Income [in]equality - is it a bad thing? Why?

Say you had a race between two people, but one of them had been held captive by a madman for several years being force fed until he was 50 pounds overweight, and prevented from exercising.

Then you start the race and say “hey, the lanes are clear – they both have an equal opportunity to win.”

Family is important. However given loving parents, and equal intelligence, the child of a rich family is going to have a better life outcome than the child of a poor family. More life experiences, better schools, more tutoring. In fact I’d say that the dumber rich kid will do better than the smarter poor kid. I’m not worried about the outcomes when comparing kids with IQs of 80 and 120. Let’s not put obstacles like crappy schools, inadequate funding for college, enough food, and decent housing.
In my parents’ generation in NY tons of poor kids got an excellent education for free at City College, and a bunch of them went on to become famous. Why not today for everyone?
For basketball, don’t compare the tall guy with the short guy. Compare two tall guys, one of whom can’t afford a basketball. How is he going to do?

Good point. I agree. You can’t screw up a kids education all his life and then dump him in college and tell him to start learning. That counts as inequality of opportunity also.

The study you linked doesn’t say anything about the generation that are kids today (as in fact, no study could). If social mobility is no worse for that generation than for 20 or 40 years ago, then hey, great.

I think that increased income/wealth inequality strongly contributes to increased inequality of opportunity, as it seems like it almost has to. If half the population makes $50K and half makes $100K, how hard is it going to be for a child of the $50K to make it to $100K and vice versa? But compare that to if 98% of the population makes $10K and 2% makes $10M? And in fact you’ll note in my OP that my single biggest problem with income/wealth inequality is its effect on inequality of opportunity.

Yes, it certainly works both ways. I certainly didn’t say being rich is the problem, I said the inequality is the problem. Which doesn’t mean that I automatically blame the rich people for the inequality.

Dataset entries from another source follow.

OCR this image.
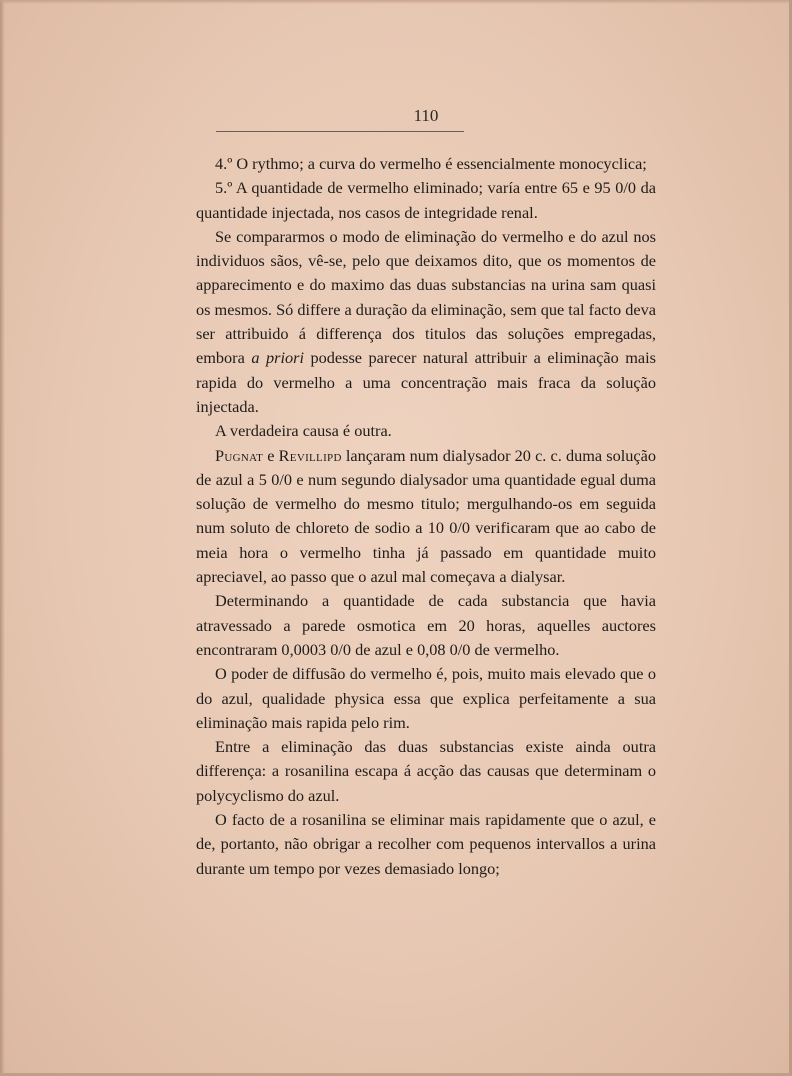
110

4.º O rythmo; a curva do vermelho é essencialmente monocyclica;

5.º A quantidade de vermelho eliminado; varía entre 65 e 95 0/0 da quantidade injectada, nos casos de integridade renal.

Se compararmos o modo de eliminação do vermelho e do azul nos individuos sãos, vê-se, pelo que deixamos dito, que os momentos de apparecimento e do maximo das duas substancias na urina sam quasi os mesmos. Só differe a duração da eliminação, sem que tal facto deva ser attribuido á differença dos titulos das soluções empregadas, embora a priori podesse parecer natural attribuir a eliminação mais rapida do vermelho a uma concentração mais fraca da solução injectada.

A verdadeira causa é outra.

Pugnat e Revillipd lançaram num dialysador 20 c. c. duma solução de azul a 5 0/0 e num segundo dialysador uma quantidade egual duma solução de vermelho do mesmo titulo; mergulhando-os em seguida num soluto de chloreto de sodio a 10 0/0 verificaram que ao cabo de meia hora o vermelho tinha já passado em quantidade muito apreciavel, ao passo que o azul mal começava a dialysar.

Determinando a quantidade de cada substancia que havia atravessado a parede osmotica em 20 horas, aquelles auctores encontraram 0,0003 0/0 de azul e 0,08 0/0 de vermelho.

O poder de diffusão do vermelho é, pois, muito mais elevado que o do azul, qualidade physica essa que explica perfeitamente a sua eliminação mais rapida pelo rim.

Entre a eliminação das duas substancias existe ainda outra differença: a rosanilina escapa á acção das causas que determinam o polycyclismo do azul.

O facto de a rosanilina se eliminar mais rapidamente que o azul, e de, portanto, não obrigar a recolher com pequenos intervallos a urina durante um tempo por vezes demasiado longo;
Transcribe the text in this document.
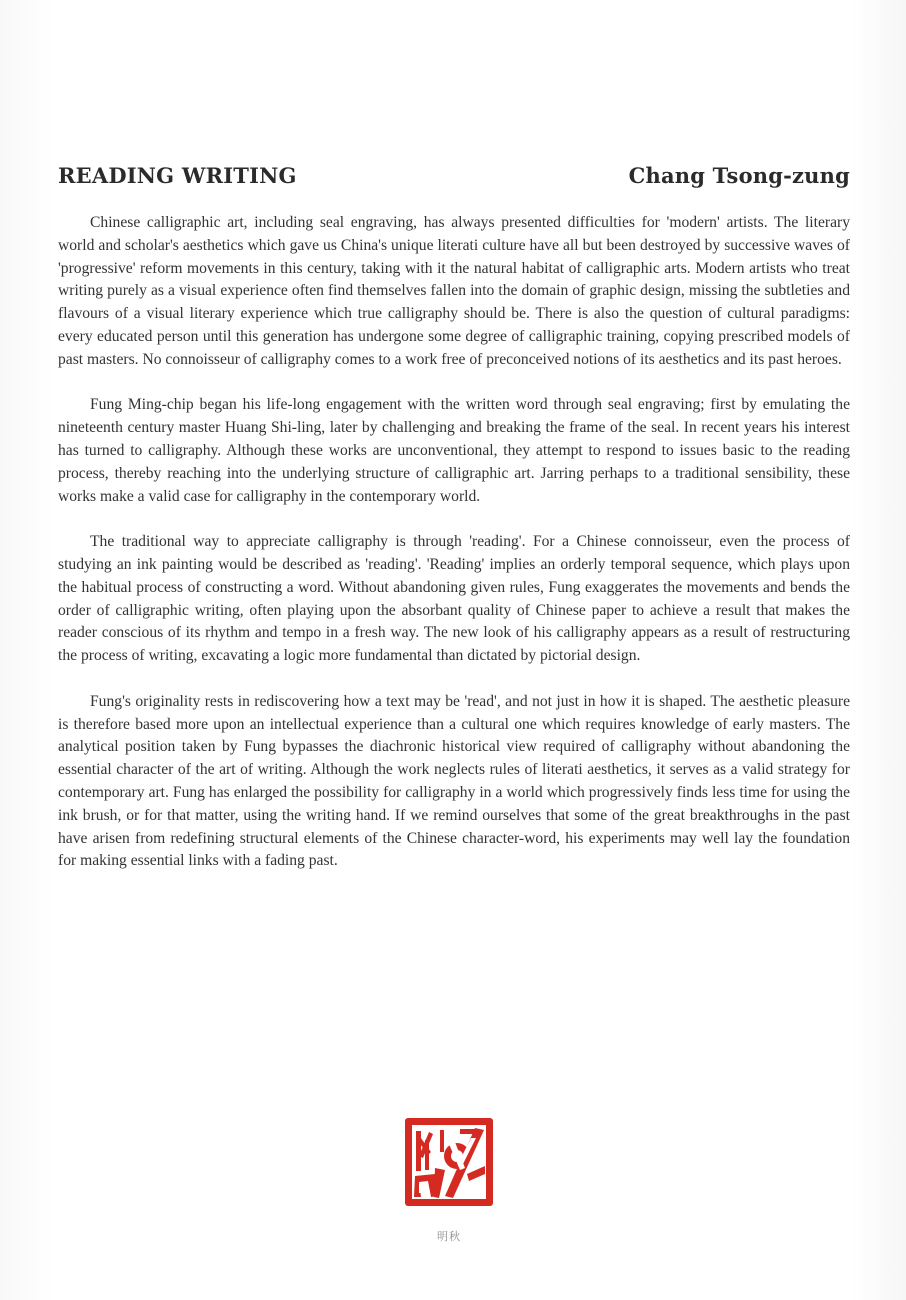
READING WRITING	Chang Tsong-zung

Chinese calligraphic art, including seal engraving, has always presented difficulties for 'modern' artists. The literary world and scholar's aesthetics which gave us China's unique literati culture have all but been destroyed by successive waves of 'progressive' reform movements in this century, taking with it the natural habitat of calligraphic arts. Modern artists who treat writing purely as a visual experience often find themselves fallen into the domain of graphic design, missing the subtleties and flavours of a visual literary experience which true calligraphy should be. There is also the question of cultural paradigms: every educated person until this generation has undergone some degree of calligraphic training, copying prescribed models of past masters. No connoisseur of calligraphy comes to a work free of preconceived notions of its aesthetics and its past heroes.

Fung Ming-chip began his life-long engagement with the written word through seal engraving; first by emulating the nineteenth century master Huang Shi-ling, later by challenging and breaking the frame of the seal. In recent years his interest has turned to calligraphy. Although these works are unconventional, they attempt to respond to issues basic to the reading process, thereby reaching into the underlying structure of calligraphic art. Jarring perhaps to a traditional sensibility, these works make a valid case for calligraphy in the contemporary world.

The traditional way to appreciate calligraphy is through 'reading'. For a Chinese connoisseur, even the process of studying an ink painting would be described as 'reading'. 'Reading' implies an orderly temporal sequence, which plays upon the habitual process of constructing a word. Without abandoning given rules, Fung exaggerates the movements and bends the order of calligraphic writing, often playing upon the absorbant quality of Chinese paper to achieve a result that makes the reader conscious of its rhythm and tempo in a fresh way. The new look of his calligraphy appears as a result of restructuring the process of writing, excavating a logic more fundamental than dictated by pictorial design.

Fung's originality rests in rediscovering how a text may be 'read', and not just in how it is shaped. The aesthetic pleasure is therefore based more upon an intellectual experience than a cultural one which requires knowledge of early masters. The analytical position taken by Fung bypasses the diachronic historical view required of calligraphy without abandoning the essential character of the art of writing. Although the work neglects rules of literati aesthetics, it serves as a valid strategy for contemporary art. Fung has enlarged the possibility for calligraphy in a world which progressively finds less time for using the ink brush, or for that matter, using the writing hand. If we remind ourselves that some of the great breakthroughs in the past have arisen from redefining structural elements of the Chinese character-word, his experiments may well lay the foundation for making essential links with a fading past.

明秋
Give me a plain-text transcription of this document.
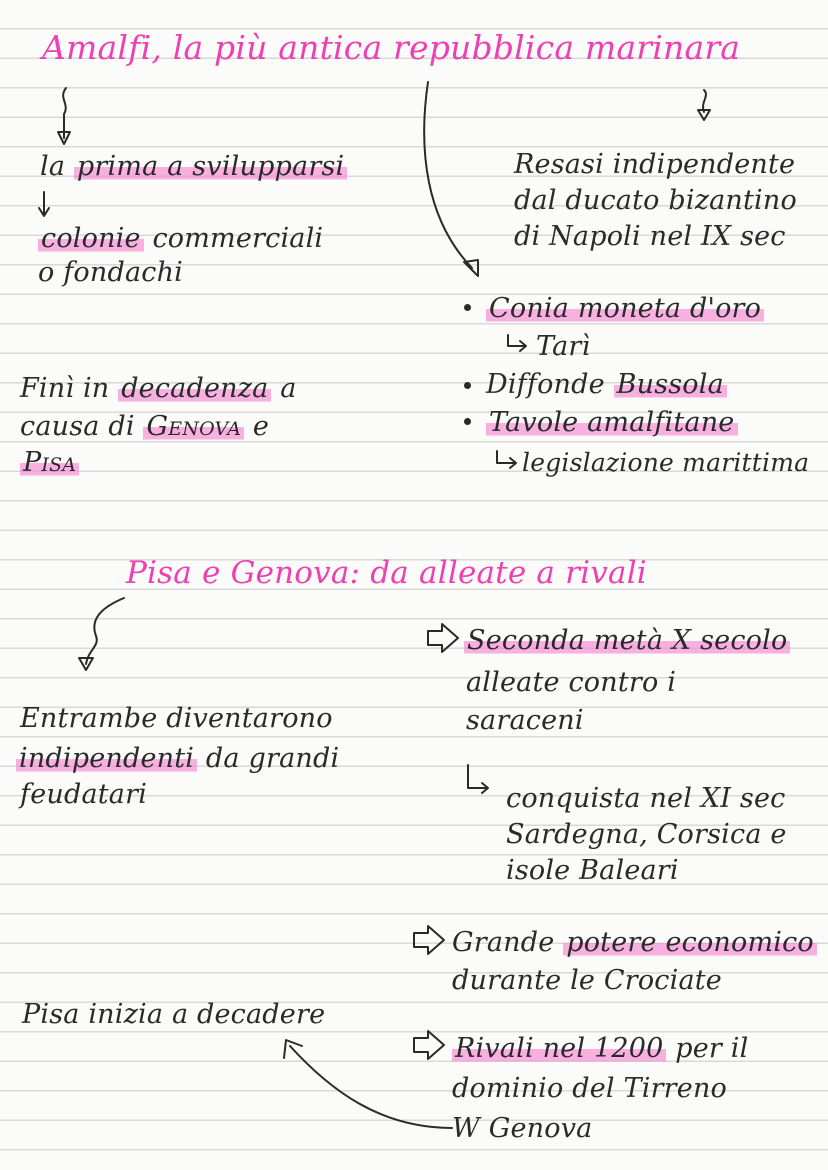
Amalfi, la più antica repubblica marinara

la prima a svilupparsi

colonie commerciali

o fondachi

Finì in decadenza a

causa di Genova e

Pisa

Resasi indipendente

dal ducato bizantino

di Napoli nel IX sec

Conia moneta d'oro

Tarì

Diffonde Bussola

Tavole amalfitane

legislazione marittima

Pisa e Genova: da alleate a rivali

Entrambe diventarono

indipendenti da grandi

feudatari

Pisa inizia a decadere

Seconda metà X secolo

alleate contro i

saraceni

conquista nel XI sec

Sardegna, Corsica e

isole Baleari

Grande potere economico

durante le Crociate

Rivali nel 1200 per il

dominio del Tirreno

W Genova
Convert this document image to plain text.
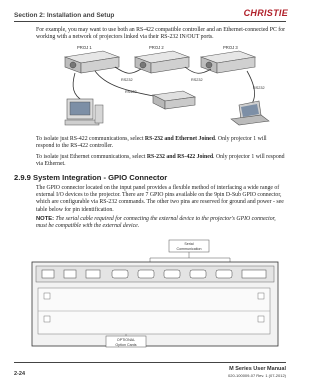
Section 2: Installation and Setup	CHRISTIE
For example, you may want to use both an RS-422 compatible controller and an Ethernet-connected PC for working with a network of projectors linked via their RS-232 IN/OUT ports.
PROJ 1	PROJ 2	PROJ 3
RS232	RS232
RS422
RS232
To isolate just RS-422 communications, select RS-232 and Ethernet Joined. Only projector 1 will respond to the RS-422 controller.
To isolate just Ethernet communications, select RS-232 and RS-422 Joined. Only projector 1 will respond via Ethernet.
2.9.9 System Integration - GPIO Connector
The GPIO connector located on the input panel provides a flexible method of interfacing a wide range of external I/O devices to the projector. There are 7 GPIO pins available on the 9pin D-Sub GPIO connector, which are configurable via RS-232 commands. The other two pins are reserved for ground and power - see table below for pin identification.
NOTE: The serial cable required for connecting the external device to the projector's GPIO connector, must be compatible with the external device.
Serial
Communication
OPTIONAL
Option Cards
2-24
M Series User Manual
020-100009-07 Rev. 1 (07-2012)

But I think there are a variety of reasons (outlined way back in my OP) why society generally functions better with less (but not zero) inequality. (And this certainly doesn’t apply solely to inequality of wealth. There have been some interesting and troubling studies which suggest that people interact with their neighbors more, and form more social bonds, when society is racially homogeneous.)

If a company hires a new CEO for a ridiculously huge sum and that CEO makes a bunch of terrible decisions and then that company goes out of business 6 months later, I think it’s entirely reasonable for a sober analysis after the fact to decide that the company was hurting itself by paying the CEO that salary, although that’s obviously something that’s hard to really demonstrated in non-extreme cases. I think your point in general, that there usually isn’t a “right” price other than what the market sets, is a good one. But there are certainly circumstances in which markets are wrong. Bubbles. Monopolies. Etc.